A handful of individually extorted victims paid a ransom, however when information broke that all the Vastaamo database had been leaked on-line, the extortion threats not held their sting. Nevertheless, somebody would quickly arrange a web site on the darkish net the place anybody may search this delicate information.
Kivimaki stopped utilizing his center title Julius in favor of his given first title Aleksanteri when he moved overseas a number of years in the past. A Twitter account by that title was verified by Kivimaki’s legal professional as his, and thru that account he denied being concerned within the Vastaamo extortion.
“I consider [the Finnish authorities] introduced this to the general public with the intention to affect the decision-making of my outdated case from my teenage years, which was simply processed within the Court docket of Enchantment, each circumstances are investigated by the identical individuals,” Kivimaki tweeted on Oct. 28.
Kivimaki is interesting a 2020 district courtroom determination sentencing him to “one 12 months of conditional imprisonment for 2 counts of fraud dedicated as a teenager, and one in all gross fraud, interference with telecommunications as a teenager, aggravated information breach as a teenager and incitement to fraud as a teenager,” in keeping with the Finnish tabloid Ilta-Sanomat.

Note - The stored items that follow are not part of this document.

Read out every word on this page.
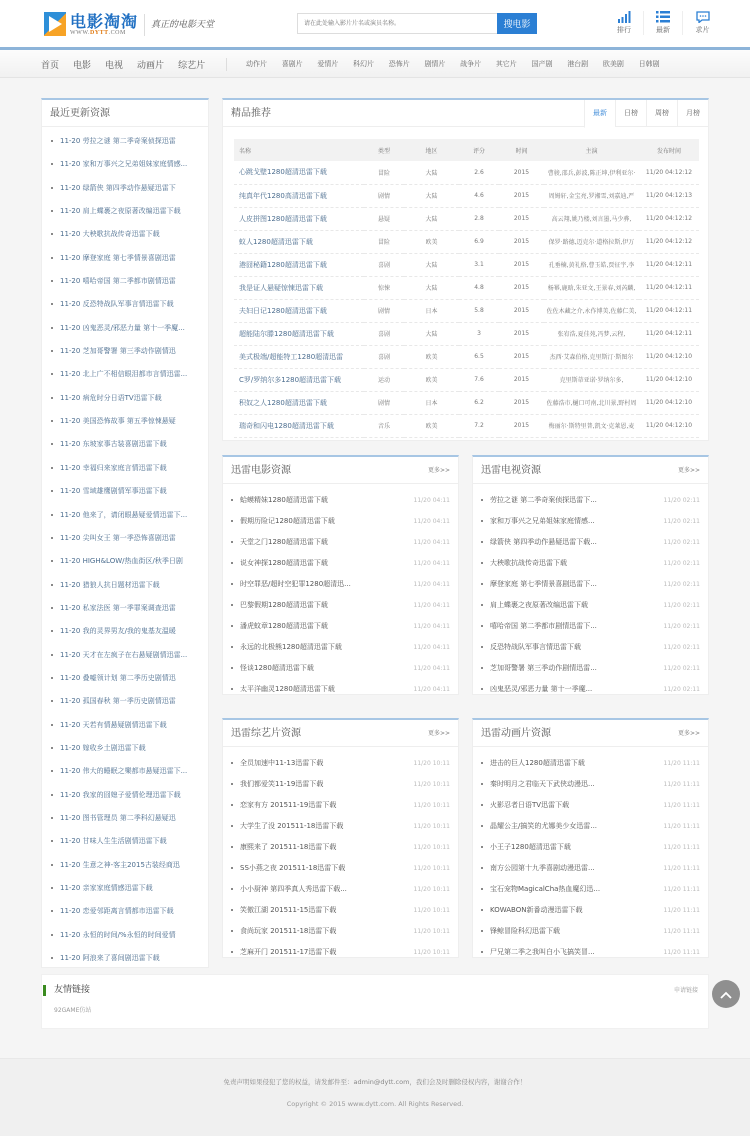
电影淘淘
WWW.DYTT.COM
真正的电影天堂
请在此处输入影片片名或演员名称。	搜电影	排行	最新	求片
首页 电影 电视 动画片 综艺片	动作片	喜剧片	爱情片	科幻片	恐怖片	剧情片	战争片	其它片	国产剧	港台剧	欧美剧	日韩剧
最近更新资源
11-20 劳拉之谜 第二季奇案侦探迅雷
11-20 家和万事兴之兄弟姐妹家庭情感...
11-20 绿箭侠 第四季动作悬疑迅雷下
11-20 肩上蝶裹之夜原著改编迅雷下载
11-20 大秧歌抗战传奇迅雷下载
11-20 摩登家庭 第七季情景喜剧迅雷
11-20 嘻哈帝国 第二季都市剧情迅雷
11-20 反恐特战队军事言情迅雷下载
11-20 凶鬼恶灵/邪恶力量 第十一季魔...
11-20 芝加哥警署 第三季动作剧情迅
11-20 北上广不相信眼泪都市言情迅雷...
11-20 病危时分日语TV迅雷下载
11-20 美国恐怖故事 第五季惊悚悬疑
11-20 东坡家事古装喜剧迅雷下载
11-20 幸福归来家庭言情迅雷下载
11-20 雪域雄鹰剧情军事迅雷下载
11-20 他来了，请闭眼悬疑爱情迅雷下...
11-20 尖叫女王 第一季恐怖喜剧迅雷
11-20 HIGH&LOW/热血街区/秋季日剧
11-20 猎狼人抗日题材迅雷下载
11-20 私家法医 第一季罪案调查迅雷
11-20 我的灵界男友/我的鬼基友温暖
11-20 天才在左疯子在右悬疑剧情迅雷...
11-20 叠嘘领计划 第二季历史剧情迅
11-20 孤国春秋 第一季历史剧情迅雷
11-20 天若有情悬疑剧情迅雷下载
11-20 嫁收乡土剧迅雷下载
11-20 伟大的睡眠之樂都市悬疑迅雷下...
11-20 我家的囧媳子爱情伦理迅雷下载
11-20 图书管理员 第二季科幻悬疑迅
11-20 甘味人生生活剧情迅雷下载
11-20 生意之神-客主2015古装经商迅
11-20 亲家家庭情感迅雷下载
11-20 恋爱邻距离言情都市迅雷下载
11-20 永恒的时间/%永恒的时间爱情
11-20 阿浪来了喜间剧迅雷下载
精品推荐	最新	日榜	周榜	月榜
名称	类型	地区	评分	时间	主演	发布时间
心跳戈壁1280超清迅雷下载	冒险	大陆	2.6	2015	曹骏,邵兵,彭波,陈正坤,伊利亚尔·	11/20 04:12:12
纯真年代1280高清迅雷下载	剧情	大陆	4.6	2015	周姆轩,金宝亮,罗湘雪,刘嘉迪,严	11/20 04:12:13
人皮拼图1280超清迅雷下载	悬疑	大陆	2.8	2015	高云翔,姚乃楼,刘言墨,马少骅,	11/20 04:12:12
蚁人1280超清迅雷下载	冒险	欧美	6.9	2015	保罗·路德,迈克尔·道格拉斯,伊万	11/20 04:12:12
港囧秘籍1280超清迅雷下载	喜剧	大陆	3.1	2015	孔垂楠,黄礼格,曹玉皓,贾征宇,李	11/20 04:12:11
我是证人悬疑惊悚迅雷下载	惊悚	大陆	4.8	2015	杨幂,鹿晗,朱亚文,王景春,刘芮麟,	11/20 04:12:11
夫妇日记1280超清迅雷下载	剧情	日本	5.8	2015	佐佐木藏之介,永作博美,佐藤仁美,	11/20 04:12:11
超能陆尔滕1280超清迅雷下载	喜剧	大陆	3	2015	张宥浩,夏佳苑,冯梦,云程,	11/20 04:12:11
美式极端/超能特工1280超清迅雷	喜剧	欧美	6.5	2015	杰西·艾森伯格,克里斯汀·斯图尔	11/20 04:12:10
C罗/罗纳尔多1280超清迅雷下载	运动	欧美	7.6	2015	克里斯蒂亚诺·罗纳尔多,	11/20 04:12:10
积奴之人1280超清迅雷下载	剧情	日本	6.2	2015	佐藤浩市,樋口可南,北川景,野村周	11/20 04:12:10
瑞奇和闪电1280超清迅雷下载	音乐	欧美	7.2	2015	梅丽尔·斯特里普,凯文·克莱恩,麦	11/20 04:12:10
迅雷电影资源	更多>>
蛤蟆精妹1280超清迅雷下载	11/20 04:11
假期历险记1280超清迅雷下载	11/20 04:11
天堂之门1280超清迅雷下载	11/20 04:11
说女神探1280超清迅雷下载	11/20 04:11
时空罪恶/超时空犯罪1280超清迅...	11/20 04:11
巴黎假期1280超清迅雷下载	11/20 04:11
潘虎蚊章1280超清迅雷下载	11/20 04:11
永远的北极熊1280超清迅雷下载	11/20 04:11
怪谈1280超清迅雷下载	11/20 04:11
太平洋幽灵1280超清迅雷下载	11/20 04:11
迅雷电视资源	更多>>
劳拉之谜 第二季奇案侦探迅雷下...	11/20 02:11
家和万事兴之兄弟姐妹家庭情感...	11/20 02:11
绿箭侠 第四季动作悬疑迅雷下载...	11/20 02:11
大秧歌抗战传奇迅雷下载	11/20 02:11
摩登家庭 第七季情景喜剧迅雷下...	11/20 02:11
肩上蝶裹之夜原著改编迅雷下载	11/20 02:11
嘻哈帝国 第二季都市剧情迅雷下...	11/20 02:11
反恐特战队军事言情迅雷下载	11/20 02:11
芝加哥警署 第三季动作剧情迅雷...	11/20 02:11
凶鬼恶灵/邪恶力量 第十一季魔...	11/20 02:11
迅雷综艺片资源	更多>>
全员加速中11-13迅雷下载	11/20 10:11
我们都爱笑11-19迅雷下载	11/20 10:11
恋家有方 201511-19迅雷下载	11/20 10:11
大学生了没 201511-18迅雷下载	11/20 10:11
康熙来了 201511-18迅雷下载	11/20 10:11
SS小燕之夜 201511-18迅雷下载	11/20 10:11
小小厨神 第四季真人秀迅雷下载...	11/20 10:11
笑傲江湖 201511-15迅雷下载	11/20 10:11
食尚玩家 201511-18迅雷下载	11/20 10:11
芝麻开门 201511-17迅雷下载	11/20 10:11
迅雷动画片资源	更多>>
进击的巨人1280超清迅雷下载	11/20 11:11
秦时明月之君临天下武侠动漫迅...	11/20 11:11
火影忍者日语TV迅雷下载	11/20 11:11
晶耀公主/搞笑的尤娜美少女迅雷...	11/20 11:11
小王子1280超清迅雷下载	11/20 11:11
南方公园第十九季喜剧动漫迅雷...	11/20 11:11
宝石宠物MagicalCha热血魔幻迅...	11/20 11:11
KOWABON新番动漫迅雷下载	11/20 11:11
锋鲸冒险科幻迅雷下载	11/20 11:11
尸兄第二季之我叫白小飞搞笑冒...	11/20 11:11
友情链接	申请链接
92GAME仿站
免责声明如果侵犯了您的权益，请发邮件至：admin@dytt.com，我们会及时删除侵权内容，谢谢合作！
Copyright © 2015 www.dytt.com. All Rights Reserved.
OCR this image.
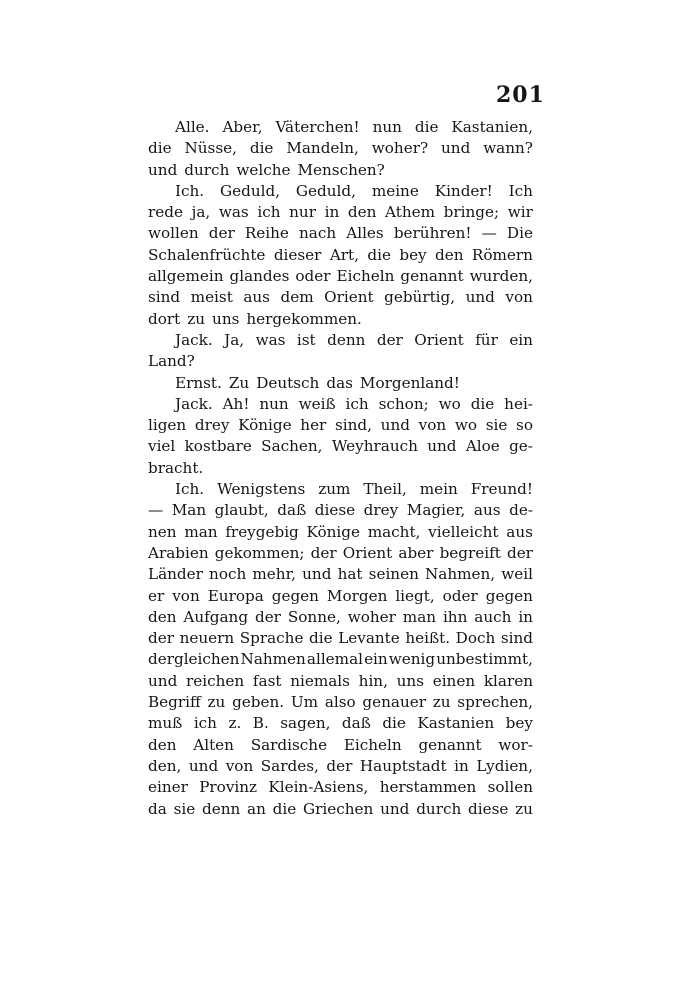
201
Alle. Aber, Väterchen! nun die Kastanien,
die Nüsse, die Mandeln, woher? und wann?
und durch welche Menschen?
Ich. Geduld, Geduld, meine Kinder! Ich
rede ja, was ich nur in den Athem bringe; wir
wollen der Reihe nach Alles berühren! — Die
Schalenfrüchte dieser Art, die bey den Römern
allgemein glandes oder Eicheln genannt wurden,
sind meist aus dem Orient gebürtig, und von
dort zu uns hergekommen.
Jack. Ja, was ist denn der Orient für ein
Land?
Ernst. Zu Deutsch das Morgenland!
Jack. Ah! nun weiß ich schon; wo die hei-
ligen drey Könige her sind, und von wo sie so
viel kostbare Sachen, Weyhrauch und Aloe ge-
bracht.
Ich. Wenigstens zum Theil, mein Freund!
— Man glaubt, daß diese drey Magier, aus de-
nen man freygebig Könige macht, vielleicht aus
Arabien gekommen; der Orient aber begreift der
Länder noch mehr, und hat seinen Nahmen, weil
er von Europa gegen Morgen liegt, oder gegen
den Aufgang der Sonne, woher man ihn auch in
der neuern Sprache die Levante heißt. Doch sind
dergleichen Nahmen allemal ein wenig unbestimmt,
und reichen fast niemals hin, uns einen klaren
Begriff zu geben. Um also genauer zu sprechen,
muß ich z. B. sagen, daß die Kastanien bey
den Alten Sardische Eicheln genannt wor-
den, und von Sardes, der Hauptstadt in Lydien,
einer Provinz Klein-Asiens, herstammen sollen
da sie denn an die Griechen und durch diese zu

“Now within the Court docket of Enchantment, the prosecutor is demanding a harsher punishment for the person, i.e. unconditional imprisonment,” reads the Ilta-Sanomat story. “The prosecutor notes in his grievance that the younger man has been committing cybercrimes from Espoo since he was 15 years outdated, and the actions have needed to be painstakingly investigated by means of worldwide authorized support.”
As described in this Wired story final 12 months, Vastaamo stuffed an pressing demand for psychological counseling, and it received accolades from Finnish well being authorities and others for its companies.
“Vastaamo was a personal firm, but it surely appeared to function in the identical spirit of tech-enabled ease and accessibility: You booked a therapist with just a few clicks, wait instances have been tolerable, and Finland’s Social Insurance coverage Establishment reimbursed a giant chunk of the session payment (supplied you had a recognized psychological dysfunction),” William Ralston wrote for Wired. “The corporate was run by Ville Tapio, a 39-year-old coder and entrepreneur with sharp eyebrows, slicked-back brown hair, and a heavy jawline. He’d cofounded the corporate together with his mother and father. They pitched Vastaamo as a humble family-run enterprise dedicated to enhancing the psychological well being of all Finns.”
However for all the great it introduced, the healthcare information administration system that Vastaamo used relied on little greater than a MySQL database that was left dangerously uncovered to the net for 16 months, guarded by nothing greater than an administrator account with a clean password.
The Finnish every day Iltalehti mentioned Tapio was relieved of his duties as CEO of Vastaamo in October 2020, and that in September, prosecutors introduced expenses towards Tapio for a knowledge safety offense in reference to Vastaamo’s info leak.
“In line with Vastaamo, the information breach in Vastaamo’s buyer databases happened in November 2018,” Iltalehti reported final month. “In line with Vastaamo, Tapio hid details about the information breach for greater than a 12 months and a half.”